Guillermo Pritz comenzó a contar la historia de Tom Grey.
—Tom Grey —dijo— ha sido el clown más extraordinario que yo he
conocido; he tenido siempre predilección por los payasos; el arte del clown es
único, excepcional. Tom Grey era un humorista nativo; no decía nunca
chistes, no inventaba ingeniosidades; todo lo que decía era vulgar, corriente;
su gracia, profunda, cautivadora, estaba en el tono con que decía las cosas
más triviales, en las inflexiones de la voz, en el gesto, en los silencios… Se
desprendía de toda su persona una honda simpatía.
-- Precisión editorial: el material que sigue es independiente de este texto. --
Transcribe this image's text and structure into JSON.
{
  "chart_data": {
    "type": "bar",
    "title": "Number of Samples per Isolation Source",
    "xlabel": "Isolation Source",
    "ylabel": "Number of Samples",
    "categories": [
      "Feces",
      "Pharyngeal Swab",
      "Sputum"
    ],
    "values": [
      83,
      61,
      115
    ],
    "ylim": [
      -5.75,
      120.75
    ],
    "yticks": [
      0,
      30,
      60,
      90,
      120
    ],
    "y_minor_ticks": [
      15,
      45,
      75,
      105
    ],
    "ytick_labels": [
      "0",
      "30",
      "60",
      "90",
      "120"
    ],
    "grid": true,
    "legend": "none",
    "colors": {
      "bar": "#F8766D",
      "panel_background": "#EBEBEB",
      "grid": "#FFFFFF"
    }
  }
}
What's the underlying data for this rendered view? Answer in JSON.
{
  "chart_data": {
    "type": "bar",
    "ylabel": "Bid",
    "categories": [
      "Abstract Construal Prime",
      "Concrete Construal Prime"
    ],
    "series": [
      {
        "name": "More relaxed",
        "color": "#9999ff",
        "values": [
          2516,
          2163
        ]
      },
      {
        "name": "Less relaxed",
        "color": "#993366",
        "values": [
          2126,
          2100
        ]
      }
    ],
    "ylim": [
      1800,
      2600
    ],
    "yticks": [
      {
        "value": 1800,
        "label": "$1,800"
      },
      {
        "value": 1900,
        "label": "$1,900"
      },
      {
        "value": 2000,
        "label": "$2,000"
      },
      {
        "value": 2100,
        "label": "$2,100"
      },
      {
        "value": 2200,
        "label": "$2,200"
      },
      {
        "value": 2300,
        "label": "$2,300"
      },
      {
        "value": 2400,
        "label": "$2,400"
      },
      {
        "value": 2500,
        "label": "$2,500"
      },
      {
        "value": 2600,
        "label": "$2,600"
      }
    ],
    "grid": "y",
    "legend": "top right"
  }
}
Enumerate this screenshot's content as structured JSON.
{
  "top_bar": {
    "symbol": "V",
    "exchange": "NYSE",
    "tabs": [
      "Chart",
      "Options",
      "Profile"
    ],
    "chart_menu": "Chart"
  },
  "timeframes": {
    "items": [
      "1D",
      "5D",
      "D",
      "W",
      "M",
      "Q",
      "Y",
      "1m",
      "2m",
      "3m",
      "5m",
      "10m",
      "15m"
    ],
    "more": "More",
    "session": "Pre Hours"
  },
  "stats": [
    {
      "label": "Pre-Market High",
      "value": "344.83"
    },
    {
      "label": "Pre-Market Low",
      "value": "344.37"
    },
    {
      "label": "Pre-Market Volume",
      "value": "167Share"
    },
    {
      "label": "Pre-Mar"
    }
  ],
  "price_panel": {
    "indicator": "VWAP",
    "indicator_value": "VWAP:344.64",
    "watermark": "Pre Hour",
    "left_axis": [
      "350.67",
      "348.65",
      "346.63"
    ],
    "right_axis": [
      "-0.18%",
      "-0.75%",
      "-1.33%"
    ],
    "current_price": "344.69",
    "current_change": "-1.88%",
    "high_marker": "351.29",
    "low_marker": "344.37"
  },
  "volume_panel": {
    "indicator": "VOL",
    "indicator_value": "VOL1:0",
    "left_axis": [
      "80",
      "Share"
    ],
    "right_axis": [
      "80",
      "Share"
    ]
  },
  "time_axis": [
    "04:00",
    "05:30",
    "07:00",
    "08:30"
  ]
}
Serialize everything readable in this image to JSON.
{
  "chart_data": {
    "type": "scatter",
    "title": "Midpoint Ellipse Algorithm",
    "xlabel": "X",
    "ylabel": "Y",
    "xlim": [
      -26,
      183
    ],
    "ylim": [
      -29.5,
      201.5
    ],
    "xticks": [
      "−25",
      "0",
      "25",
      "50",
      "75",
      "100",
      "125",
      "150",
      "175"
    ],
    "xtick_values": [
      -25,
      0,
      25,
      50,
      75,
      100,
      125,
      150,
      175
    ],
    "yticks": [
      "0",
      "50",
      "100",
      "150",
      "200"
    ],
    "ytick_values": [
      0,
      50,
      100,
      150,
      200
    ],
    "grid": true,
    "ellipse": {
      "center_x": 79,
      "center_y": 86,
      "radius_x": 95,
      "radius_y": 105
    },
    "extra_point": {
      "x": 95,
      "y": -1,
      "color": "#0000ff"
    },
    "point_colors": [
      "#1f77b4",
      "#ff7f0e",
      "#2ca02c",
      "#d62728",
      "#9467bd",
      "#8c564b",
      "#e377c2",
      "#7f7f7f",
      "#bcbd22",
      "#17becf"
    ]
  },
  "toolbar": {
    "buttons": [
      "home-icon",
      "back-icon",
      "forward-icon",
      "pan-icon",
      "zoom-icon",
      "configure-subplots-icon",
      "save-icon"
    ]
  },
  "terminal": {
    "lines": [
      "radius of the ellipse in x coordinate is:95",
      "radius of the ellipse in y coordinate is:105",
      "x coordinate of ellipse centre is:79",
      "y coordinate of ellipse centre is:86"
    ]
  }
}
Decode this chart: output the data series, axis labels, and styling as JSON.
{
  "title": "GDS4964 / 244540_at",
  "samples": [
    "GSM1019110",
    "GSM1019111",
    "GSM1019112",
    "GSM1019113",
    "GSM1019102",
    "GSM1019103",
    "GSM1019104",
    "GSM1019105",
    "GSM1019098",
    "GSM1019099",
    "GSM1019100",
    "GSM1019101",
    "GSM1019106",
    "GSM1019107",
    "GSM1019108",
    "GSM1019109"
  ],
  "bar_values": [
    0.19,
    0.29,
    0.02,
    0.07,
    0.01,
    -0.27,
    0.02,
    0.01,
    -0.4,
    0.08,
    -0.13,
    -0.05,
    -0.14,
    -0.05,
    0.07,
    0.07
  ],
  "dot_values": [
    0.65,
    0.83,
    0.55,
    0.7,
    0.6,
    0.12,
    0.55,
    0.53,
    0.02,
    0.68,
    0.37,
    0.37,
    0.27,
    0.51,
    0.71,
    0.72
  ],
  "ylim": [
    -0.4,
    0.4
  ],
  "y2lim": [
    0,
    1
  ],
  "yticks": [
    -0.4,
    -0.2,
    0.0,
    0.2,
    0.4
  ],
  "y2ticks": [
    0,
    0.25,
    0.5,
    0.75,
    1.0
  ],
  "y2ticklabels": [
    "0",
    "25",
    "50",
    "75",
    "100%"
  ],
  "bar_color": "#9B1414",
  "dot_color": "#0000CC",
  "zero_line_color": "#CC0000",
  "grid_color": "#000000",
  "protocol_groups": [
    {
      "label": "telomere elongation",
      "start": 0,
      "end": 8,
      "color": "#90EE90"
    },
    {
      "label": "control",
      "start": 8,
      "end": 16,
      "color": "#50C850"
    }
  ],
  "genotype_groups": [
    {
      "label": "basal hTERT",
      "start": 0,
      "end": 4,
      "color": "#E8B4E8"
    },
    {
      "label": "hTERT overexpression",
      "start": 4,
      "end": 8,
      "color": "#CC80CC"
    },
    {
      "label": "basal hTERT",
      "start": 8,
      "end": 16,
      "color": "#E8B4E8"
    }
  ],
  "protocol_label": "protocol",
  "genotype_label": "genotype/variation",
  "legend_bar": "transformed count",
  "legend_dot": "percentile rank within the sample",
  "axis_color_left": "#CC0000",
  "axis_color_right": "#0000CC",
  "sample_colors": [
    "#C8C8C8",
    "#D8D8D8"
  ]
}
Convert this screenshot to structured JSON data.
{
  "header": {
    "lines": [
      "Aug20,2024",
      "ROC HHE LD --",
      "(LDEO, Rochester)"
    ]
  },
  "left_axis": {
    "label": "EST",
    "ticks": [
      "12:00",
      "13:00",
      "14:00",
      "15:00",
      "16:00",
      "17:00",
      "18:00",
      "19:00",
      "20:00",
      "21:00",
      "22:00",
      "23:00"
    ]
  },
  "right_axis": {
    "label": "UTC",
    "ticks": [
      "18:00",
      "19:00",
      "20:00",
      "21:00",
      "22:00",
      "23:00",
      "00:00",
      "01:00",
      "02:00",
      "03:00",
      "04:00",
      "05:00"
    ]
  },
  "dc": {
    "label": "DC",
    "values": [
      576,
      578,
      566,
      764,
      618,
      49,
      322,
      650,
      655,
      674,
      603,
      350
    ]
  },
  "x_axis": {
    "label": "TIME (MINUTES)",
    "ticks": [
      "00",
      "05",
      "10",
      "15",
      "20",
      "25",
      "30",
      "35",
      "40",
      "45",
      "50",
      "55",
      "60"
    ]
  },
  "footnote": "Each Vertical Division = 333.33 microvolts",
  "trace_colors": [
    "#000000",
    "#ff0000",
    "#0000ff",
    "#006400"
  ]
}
Y no ha habido, por otra
parte, hombre más desgraciado, más desastrado, más combatido por la
adversidad que Tom Grey. No le salía nada bien; todo eran en su vida
dificultades, obstáculos, inconvenientes. La fatalidad le perseguía. Poco a
poco se había ido llenando de deudas; eran pequeñas deudas que ascendían ya
a una cantidad importante. Tom Grey en la pista, a la vista del público, lo
olvidaba todo. El público le adoraba. Y Tom Grey correspondía al favor del
público trabajando siempre, indefectiblemente, con ardor, con entusiasmo,
con verdadero fervor. «¡Si yo tuviera nada más que veinte mil duros!», solía
exclamar. «¿Para qué quiere usted los veinte mil duros?», le pregunté yo.
«¿Para qué quiero yo los veinte mil duros? —tornaba él a preguntar—. Para
librarme de las deudas, para trabajar en paz. Para tener seguro un pequeño
retiro a la vejez.» Dos, tres, cuatro veces Tom Grey había estado a punto de
ser rico. La Fortuna se dirigía hacia él; iba a poner la mano en su persona; ya
estaba cerca; esta vez sí que el gran artista iba a ser feliz… Y la Fortuna se
detenía a dos pasos de Tom Grey; no acababa de llegar hasta él. Una vez no le
tocó, por un número, el premio gordo de la Lotería; otra vez estuvo a punto de
heredar de un pariente lejano muerto en América. Nunca se lograban las
esperanzas del pobre Tom. La fatalidad le tenía echada doble llave. Sí, doble
llave. Y lo van ustedes a ver.
—¿Queréis más champán? —preguntó Mariano Valero—. Voy a mandar
que suban más; beberemos otra copa a la memoria de Tom Grey.
—Sí, bebamos a la memoria del clown más grande que yo he visto y del
hombre más desgraciado que he conocido —dijo Guillermo Pritz.